The symptoms of fluid around the heart, or pericardial effusion, depend on the condition’s cause. For example, when fluid builds up around the heart due to pericarditis, the main symptom is chest pain, notes WebMD. Other symptoms include fever, muscle aches, shortness of breath and fatigue.
If viral illness is present along with pericarditis, vomiting, nausea and diarrhea are often accompanying symptoms. Patients with chest pain that occurs with pericardial effusion resulting from pericarditis often find relief by leaning forward, while breathing deeply exacerbates the chest pain, reports WebMD. When pericardial effusion occurs absent of pericarditis, there may be no symptoms at all. Sometimes pericardial effusion occurs without any known cause; in this instance, doctors refer to it as an idiopathic pericardial effusion.
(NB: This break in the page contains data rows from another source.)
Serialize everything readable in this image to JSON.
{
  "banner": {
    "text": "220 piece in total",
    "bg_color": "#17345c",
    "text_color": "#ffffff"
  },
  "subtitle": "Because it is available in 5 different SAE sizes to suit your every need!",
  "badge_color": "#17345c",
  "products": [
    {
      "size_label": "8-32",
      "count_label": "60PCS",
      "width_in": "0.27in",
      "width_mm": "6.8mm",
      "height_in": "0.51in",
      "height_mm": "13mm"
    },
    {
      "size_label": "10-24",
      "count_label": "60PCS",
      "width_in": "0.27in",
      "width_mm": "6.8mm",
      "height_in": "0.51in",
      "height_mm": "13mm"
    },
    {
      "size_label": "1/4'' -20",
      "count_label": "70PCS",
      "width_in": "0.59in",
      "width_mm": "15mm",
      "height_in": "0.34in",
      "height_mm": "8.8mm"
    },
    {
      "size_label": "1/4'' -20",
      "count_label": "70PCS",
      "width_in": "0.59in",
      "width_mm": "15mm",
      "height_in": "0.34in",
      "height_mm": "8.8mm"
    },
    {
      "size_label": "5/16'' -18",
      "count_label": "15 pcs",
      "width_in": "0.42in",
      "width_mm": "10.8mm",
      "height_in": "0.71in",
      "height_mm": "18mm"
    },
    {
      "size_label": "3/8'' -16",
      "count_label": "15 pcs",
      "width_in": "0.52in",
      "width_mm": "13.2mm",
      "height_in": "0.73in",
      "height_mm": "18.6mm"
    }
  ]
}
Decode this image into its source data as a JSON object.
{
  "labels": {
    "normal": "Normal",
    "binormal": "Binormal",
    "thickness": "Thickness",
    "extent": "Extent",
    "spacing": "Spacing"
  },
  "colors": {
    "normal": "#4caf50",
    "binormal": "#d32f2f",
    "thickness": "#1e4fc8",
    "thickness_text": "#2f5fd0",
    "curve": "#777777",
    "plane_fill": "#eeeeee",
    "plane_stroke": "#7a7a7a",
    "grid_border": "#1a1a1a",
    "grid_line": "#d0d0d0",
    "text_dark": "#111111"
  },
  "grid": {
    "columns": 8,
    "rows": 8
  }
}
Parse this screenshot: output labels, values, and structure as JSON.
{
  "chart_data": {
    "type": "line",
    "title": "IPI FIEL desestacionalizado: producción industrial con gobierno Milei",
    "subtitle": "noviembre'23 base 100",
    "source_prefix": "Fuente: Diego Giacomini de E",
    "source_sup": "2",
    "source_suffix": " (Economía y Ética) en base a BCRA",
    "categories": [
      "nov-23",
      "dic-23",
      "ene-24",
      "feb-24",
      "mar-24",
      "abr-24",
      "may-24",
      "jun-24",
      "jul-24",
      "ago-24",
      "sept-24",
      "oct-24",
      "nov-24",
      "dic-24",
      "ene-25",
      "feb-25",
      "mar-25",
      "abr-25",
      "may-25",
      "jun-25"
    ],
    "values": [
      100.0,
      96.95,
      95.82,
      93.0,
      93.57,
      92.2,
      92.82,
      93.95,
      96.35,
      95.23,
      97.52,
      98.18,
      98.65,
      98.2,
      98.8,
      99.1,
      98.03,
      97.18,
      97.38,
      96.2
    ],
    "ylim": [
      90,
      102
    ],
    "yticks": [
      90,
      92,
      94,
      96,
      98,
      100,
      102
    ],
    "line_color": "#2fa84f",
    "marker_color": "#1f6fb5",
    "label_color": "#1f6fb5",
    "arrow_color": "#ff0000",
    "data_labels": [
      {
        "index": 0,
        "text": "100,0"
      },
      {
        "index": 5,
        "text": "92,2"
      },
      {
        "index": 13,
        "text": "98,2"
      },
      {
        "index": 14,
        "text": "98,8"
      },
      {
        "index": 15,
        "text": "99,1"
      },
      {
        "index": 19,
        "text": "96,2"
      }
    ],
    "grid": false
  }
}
Large pericardial effusions often cause shortness of breath, lightheadedness, fainting, and cool or clammy skin, notes WebMD. Palpitations, or the sensation of the heart beating too rapidly, or pounding may also occur.
Fluid around the heart is a life-threatening condition that requires immediate medical evaluation, according to WebMD. Pericardial effusions often occur as a result of cancer, heart attack or severe kidney failure. Bacterial infections such as tuberculosis and autoimmune diseases such as rheumatoid arthritis or lupus may also cause fluid to build up around the heart.